Zaid gave us some details on how the Constitutional Process took place, starting in January 2005 with the election of the Transitional National Assembly and the subsequent creation of a Constitutional Committee formed of 60 members. The Committee was dissolved six months after its creation. The preliminary Constitutional text provided by them was redrafted and modified in a few weeks by another closed committee. This occurred under the auspices of the US Embassy, who changed several articles, including the provision of federalism and included some other articles from the 2004 interim constitution.
To put us into context, Zaid explained that the Constitution was drafted in a moment when the war had just finished in the country and the Kurdish was the only region that enjoyed some type of institutional solidness, peace and stability. The closed committee proposed a federalist system that replicated the delegation of competences in the unique Kurdish area to the rest of the provinces, which were at a totally different stage on the institution building process. Under this proposal, competences like airspace, taxation, agriculture, education, foreign relations and agriculture (including standards for exports) could be delegated to the 18 provinces of Iraq. Considering the limited coordination capacity of the country this could derive into a chaotic structure and destabilize the institutional building process. Currently, the central government is not following the constitution and most decisions regarding provinces are occurring at the central levels.
Nour al Maliki, the current prime minister, was an exiled militant in Iran and Damascus during the times of Sadam. Technically, Maliki and his team are very weak and are facing tremendous challenges at all levels -economic, environmental, etc. Corruption is also ingrained in the power levels and political tensions are increasing.

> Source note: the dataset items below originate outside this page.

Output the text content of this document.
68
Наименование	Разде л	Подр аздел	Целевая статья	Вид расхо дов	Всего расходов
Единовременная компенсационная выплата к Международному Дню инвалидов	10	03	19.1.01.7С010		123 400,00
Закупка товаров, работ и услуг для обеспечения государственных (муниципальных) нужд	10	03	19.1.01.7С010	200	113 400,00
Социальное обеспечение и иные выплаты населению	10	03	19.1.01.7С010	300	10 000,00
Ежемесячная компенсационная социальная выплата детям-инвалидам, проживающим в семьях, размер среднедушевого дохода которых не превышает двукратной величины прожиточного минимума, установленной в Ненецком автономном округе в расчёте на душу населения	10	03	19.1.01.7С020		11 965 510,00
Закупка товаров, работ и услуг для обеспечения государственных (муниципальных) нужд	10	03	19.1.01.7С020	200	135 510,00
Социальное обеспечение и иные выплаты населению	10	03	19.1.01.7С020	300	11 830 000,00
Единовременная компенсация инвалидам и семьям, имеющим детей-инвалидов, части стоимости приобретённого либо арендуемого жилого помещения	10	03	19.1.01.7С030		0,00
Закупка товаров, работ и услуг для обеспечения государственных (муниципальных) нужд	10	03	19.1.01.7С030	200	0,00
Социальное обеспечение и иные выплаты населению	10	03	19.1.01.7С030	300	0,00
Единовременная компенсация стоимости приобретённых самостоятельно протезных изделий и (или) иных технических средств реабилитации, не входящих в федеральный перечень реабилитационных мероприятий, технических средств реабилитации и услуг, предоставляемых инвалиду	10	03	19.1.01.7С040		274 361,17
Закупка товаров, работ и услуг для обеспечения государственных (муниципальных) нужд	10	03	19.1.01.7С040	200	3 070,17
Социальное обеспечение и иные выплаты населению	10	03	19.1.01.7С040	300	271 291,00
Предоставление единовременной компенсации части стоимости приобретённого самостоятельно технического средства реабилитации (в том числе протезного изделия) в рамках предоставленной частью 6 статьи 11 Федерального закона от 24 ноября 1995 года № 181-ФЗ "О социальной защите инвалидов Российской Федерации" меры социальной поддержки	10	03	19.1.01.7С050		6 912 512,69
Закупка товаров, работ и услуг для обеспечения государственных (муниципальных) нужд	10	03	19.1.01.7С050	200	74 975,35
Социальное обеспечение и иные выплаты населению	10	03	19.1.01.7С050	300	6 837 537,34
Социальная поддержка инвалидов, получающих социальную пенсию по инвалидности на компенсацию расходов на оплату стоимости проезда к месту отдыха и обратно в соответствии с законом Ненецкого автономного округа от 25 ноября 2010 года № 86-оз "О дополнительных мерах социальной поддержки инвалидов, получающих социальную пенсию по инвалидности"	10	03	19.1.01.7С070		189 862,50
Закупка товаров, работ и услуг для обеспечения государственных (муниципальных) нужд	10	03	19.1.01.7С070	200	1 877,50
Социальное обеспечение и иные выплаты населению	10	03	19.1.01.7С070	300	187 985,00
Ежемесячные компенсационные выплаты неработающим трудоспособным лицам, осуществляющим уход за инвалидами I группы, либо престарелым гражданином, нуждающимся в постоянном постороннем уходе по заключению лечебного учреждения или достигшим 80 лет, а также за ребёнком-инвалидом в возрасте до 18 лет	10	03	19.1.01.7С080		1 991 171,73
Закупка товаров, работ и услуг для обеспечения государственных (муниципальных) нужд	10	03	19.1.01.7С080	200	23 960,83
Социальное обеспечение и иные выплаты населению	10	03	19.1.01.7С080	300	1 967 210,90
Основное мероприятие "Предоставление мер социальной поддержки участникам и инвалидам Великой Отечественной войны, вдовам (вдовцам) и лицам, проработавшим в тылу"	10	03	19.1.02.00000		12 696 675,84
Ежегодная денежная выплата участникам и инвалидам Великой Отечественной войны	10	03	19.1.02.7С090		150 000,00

Asked about alternatives to the present political program, he said that at the moment there are not many, but that he thinks a global vision proposal is expected to be presented for 2018, to which himself and other experts are willing to contribute. He thinks a modification of the constitution will be needed. He presented a view of the main political parties and alliances that are present in the upcoming 2014 elections and its relation to the alliances in the past elections. The status of the Iraqis affected by the Syrian conflict was also discussed.